— А-а-а!!! — в ужасе закричала Урсула, увидев, как скребнула снег мертвая рука.
И почти наверняка где-то в лесу взвыл от муки раненый промысловик, ощутив холод в отсеченной, отсутствующей руке. Олег облегченно перевел дух: первая часть заговора получилась. Теперь ему требовалась вода и немного крови. Он набил снег в закопченную мягкую кожаную сумочку, утрамбовал, добавил еще и придвинул к огню.
— Ты занимаешься черным колдовством, господин? — сипло поинтересовалась девочка.
— Нет колдовства черного и белого, малышка, — тихо ответил Олег. — Есть только знание, которое можно использовать на пользу или на вред. Этим вот наговором, — кивнул он на руку с подрагивающими пальцами, — этим заговором раненых да больных иной раз из самой Нави вытаскивать удавалось. Да вот пришлось и для иного дела использовать. Что-то уж совсем не везет мне последнее время. Не одно, так другое случается. На ровном месте да наперекосяк.

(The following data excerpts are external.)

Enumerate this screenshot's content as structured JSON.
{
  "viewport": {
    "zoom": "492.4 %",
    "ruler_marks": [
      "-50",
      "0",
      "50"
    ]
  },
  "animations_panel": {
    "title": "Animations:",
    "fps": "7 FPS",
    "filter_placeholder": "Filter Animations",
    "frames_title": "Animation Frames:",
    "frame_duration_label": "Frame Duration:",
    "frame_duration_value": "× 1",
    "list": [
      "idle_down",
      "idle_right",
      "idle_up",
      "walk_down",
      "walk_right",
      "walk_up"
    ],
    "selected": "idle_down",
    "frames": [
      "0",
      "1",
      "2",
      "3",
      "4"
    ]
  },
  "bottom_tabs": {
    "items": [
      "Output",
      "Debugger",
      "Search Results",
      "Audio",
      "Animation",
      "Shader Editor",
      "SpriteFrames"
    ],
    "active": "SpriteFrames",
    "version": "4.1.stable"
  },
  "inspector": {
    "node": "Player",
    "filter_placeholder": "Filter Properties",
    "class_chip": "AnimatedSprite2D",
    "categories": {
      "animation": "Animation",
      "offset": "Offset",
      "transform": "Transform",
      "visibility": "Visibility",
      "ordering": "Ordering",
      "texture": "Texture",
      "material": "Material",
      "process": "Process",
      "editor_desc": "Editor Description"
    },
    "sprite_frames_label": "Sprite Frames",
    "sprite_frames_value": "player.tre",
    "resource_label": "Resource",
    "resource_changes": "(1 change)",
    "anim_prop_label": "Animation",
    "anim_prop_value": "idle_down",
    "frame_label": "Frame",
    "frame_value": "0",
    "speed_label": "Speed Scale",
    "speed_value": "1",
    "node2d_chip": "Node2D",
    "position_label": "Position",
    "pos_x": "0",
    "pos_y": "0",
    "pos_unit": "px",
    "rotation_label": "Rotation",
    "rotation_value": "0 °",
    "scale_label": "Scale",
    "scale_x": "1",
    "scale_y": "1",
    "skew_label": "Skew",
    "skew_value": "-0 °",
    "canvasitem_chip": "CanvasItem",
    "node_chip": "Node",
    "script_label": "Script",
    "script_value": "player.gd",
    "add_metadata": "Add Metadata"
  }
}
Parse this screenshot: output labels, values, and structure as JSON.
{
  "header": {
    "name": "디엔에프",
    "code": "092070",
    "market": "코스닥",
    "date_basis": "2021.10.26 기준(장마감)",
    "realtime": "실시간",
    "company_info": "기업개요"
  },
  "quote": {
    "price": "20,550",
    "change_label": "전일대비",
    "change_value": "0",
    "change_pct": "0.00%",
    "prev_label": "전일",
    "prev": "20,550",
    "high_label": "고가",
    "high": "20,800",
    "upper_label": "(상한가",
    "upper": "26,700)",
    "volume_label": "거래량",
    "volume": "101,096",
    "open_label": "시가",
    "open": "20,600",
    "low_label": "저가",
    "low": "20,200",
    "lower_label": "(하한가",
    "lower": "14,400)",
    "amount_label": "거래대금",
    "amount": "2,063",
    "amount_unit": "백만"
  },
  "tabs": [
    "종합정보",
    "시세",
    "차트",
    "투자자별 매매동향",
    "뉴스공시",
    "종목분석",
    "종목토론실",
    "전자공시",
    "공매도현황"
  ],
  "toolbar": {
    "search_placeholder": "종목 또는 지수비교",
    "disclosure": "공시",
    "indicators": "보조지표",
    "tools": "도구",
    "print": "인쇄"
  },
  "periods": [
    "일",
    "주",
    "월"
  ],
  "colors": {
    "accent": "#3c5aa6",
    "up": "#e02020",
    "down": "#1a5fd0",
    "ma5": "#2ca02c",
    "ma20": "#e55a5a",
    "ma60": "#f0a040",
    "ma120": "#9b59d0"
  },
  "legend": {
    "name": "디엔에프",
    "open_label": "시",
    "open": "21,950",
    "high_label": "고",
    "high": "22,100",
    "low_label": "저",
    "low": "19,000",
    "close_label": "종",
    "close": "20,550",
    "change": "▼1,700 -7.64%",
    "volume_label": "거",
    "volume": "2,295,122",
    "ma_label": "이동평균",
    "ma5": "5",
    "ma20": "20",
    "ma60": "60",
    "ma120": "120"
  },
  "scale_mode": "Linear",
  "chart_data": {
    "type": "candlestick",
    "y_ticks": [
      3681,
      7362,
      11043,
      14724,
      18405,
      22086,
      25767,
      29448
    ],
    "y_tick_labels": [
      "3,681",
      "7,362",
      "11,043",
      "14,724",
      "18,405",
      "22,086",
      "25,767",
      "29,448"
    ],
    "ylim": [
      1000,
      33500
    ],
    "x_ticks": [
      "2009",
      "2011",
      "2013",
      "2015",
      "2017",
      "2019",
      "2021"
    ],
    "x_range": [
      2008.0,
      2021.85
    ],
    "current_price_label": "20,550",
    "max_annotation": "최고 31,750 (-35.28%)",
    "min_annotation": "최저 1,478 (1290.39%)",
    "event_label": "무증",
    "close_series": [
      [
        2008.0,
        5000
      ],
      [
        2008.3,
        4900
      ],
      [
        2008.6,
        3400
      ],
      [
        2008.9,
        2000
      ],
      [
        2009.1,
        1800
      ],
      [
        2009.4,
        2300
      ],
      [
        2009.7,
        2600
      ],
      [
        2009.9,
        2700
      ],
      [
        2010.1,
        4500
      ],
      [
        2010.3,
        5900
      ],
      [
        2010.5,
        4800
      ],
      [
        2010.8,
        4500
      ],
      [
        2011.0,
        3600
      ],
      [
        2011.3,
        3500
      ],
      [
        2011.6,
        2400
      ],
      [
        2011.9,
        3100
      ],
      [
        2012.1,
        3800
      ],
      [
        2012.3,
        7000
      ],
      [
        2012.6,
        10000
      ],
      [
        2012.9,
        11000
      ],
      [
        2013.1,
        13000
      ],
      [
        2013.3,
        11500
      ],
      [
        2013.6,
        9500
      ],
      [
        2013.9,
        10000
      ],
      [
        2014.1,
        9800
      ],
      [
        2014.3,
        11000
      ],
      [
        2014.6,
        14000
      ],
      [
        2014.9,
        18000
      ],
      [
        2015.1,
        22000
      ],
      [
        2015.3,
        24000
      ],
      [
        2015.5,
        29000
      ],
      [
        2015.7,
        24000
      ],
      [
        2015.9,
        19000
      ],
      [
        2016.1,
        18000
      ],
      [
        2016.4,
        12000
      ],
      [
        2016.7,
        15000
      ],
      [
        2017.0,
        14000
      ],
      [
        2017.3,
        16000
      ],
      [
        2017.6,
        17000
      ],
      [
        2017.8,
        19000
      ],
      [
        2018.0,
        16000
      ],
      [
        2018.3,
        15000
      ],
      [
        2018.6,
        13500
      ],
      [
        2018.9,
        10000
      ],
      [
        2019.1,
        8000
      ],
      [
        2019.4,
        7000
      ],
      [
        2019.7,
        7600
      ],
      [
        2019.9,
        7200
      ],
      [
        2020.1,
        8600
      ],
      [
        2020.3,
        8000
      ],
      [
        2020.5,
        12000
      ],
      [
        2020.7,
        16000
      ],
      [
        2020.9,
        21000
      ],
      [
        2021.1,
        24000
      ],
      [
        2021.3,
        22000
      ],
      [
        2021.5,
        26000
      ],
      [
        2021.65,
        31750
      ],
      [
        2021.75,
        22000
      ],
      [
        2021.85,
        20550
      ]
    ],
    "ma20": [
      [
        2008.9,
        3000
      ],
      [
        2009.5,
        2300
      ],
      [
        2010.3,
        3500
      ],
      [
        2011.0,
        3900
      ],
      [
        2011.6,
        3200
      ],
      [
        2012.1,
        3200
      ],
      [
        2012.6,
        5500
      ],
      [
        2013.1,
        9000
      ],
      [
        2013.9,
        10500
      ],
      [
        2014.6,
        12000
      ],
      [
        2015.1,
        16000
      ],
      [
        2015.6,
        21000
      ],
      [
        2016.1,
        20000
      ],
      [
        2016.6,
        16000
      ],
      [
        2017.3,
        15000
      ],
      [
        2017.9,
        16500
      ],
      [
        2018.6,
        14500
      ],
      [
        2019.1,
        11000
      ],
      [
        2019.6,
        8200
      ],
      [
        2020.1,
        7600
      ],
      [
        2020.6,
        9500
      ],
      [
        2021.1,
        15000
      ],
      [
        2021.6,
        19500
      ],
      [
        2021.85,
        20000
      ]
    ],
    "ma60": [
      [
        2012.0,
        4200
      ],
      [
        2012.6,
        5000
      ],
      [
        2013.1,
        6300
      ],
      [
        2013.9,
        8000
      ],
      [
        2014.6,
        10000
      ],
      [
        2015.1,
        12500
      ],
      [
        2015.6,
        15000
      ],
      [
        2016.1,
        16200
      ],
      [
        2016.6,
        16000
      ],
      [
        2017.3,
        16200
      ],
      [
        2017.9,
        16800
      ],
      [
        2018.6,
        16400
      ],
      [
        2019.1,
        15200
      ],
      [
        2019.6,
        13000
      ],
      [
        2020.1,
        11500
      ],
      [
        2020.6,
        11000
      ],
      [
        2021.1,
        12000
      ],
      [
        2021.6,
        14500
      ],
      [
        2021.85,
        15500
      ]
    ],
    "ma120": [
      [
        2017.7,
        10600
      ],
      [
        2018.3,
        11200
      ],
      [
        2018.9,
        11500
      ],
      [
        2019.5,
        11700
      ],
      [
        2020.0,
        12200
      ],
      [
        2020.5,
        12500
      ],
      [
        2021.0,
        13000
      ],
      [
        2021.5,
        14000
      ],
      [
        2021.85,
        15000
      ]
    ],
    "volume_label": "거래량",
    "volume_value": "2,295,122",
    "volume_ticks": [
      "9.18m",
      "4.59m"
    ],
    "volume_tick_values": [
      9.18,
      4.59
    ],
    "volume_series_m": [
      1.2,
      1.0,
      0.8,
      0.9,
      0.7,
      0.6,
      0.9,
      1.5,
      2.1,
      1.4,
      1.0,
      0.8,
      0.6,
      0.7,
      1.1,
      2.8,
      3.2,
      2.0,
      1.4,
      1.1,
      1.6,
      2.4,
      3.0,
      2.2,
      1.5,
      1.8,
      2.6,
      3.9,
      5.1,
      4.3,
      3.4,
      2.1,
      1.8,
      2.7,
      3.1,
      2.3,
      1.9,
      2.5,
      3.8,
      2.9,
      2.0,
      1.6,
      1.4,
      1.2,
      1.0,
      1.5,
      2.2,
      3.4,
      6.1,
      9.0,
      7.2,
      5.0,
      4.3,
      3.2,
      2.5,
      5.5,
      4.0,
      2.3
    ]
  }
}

Снег в котелке потемнел, начал быстро проседать, утопая в мелко подрагивающей воде. Середин поднял отрубленную руку, отер место среза снегом, кинул порозовевшую массу в водицу, провел сверху рукой, наговаривая:
— Ты, вода, текла из-за гор, из-за вязей, из темной земли, из светлого родника. Хорсом согревалась, Луной красилась, травой накрывалась. Теки ныне по жилам тугим, по сердцу горячему. Что было кровью, пусть водой станет, что было водой, к плоти вернется. Теки, вода, по горячему сердцу, по тугим жилам, по сырой земле, по быстрым рекам к дальним океанам. Слово мое булат, зарок — ключ. Заклинаю кровью, и родом, и пламенем…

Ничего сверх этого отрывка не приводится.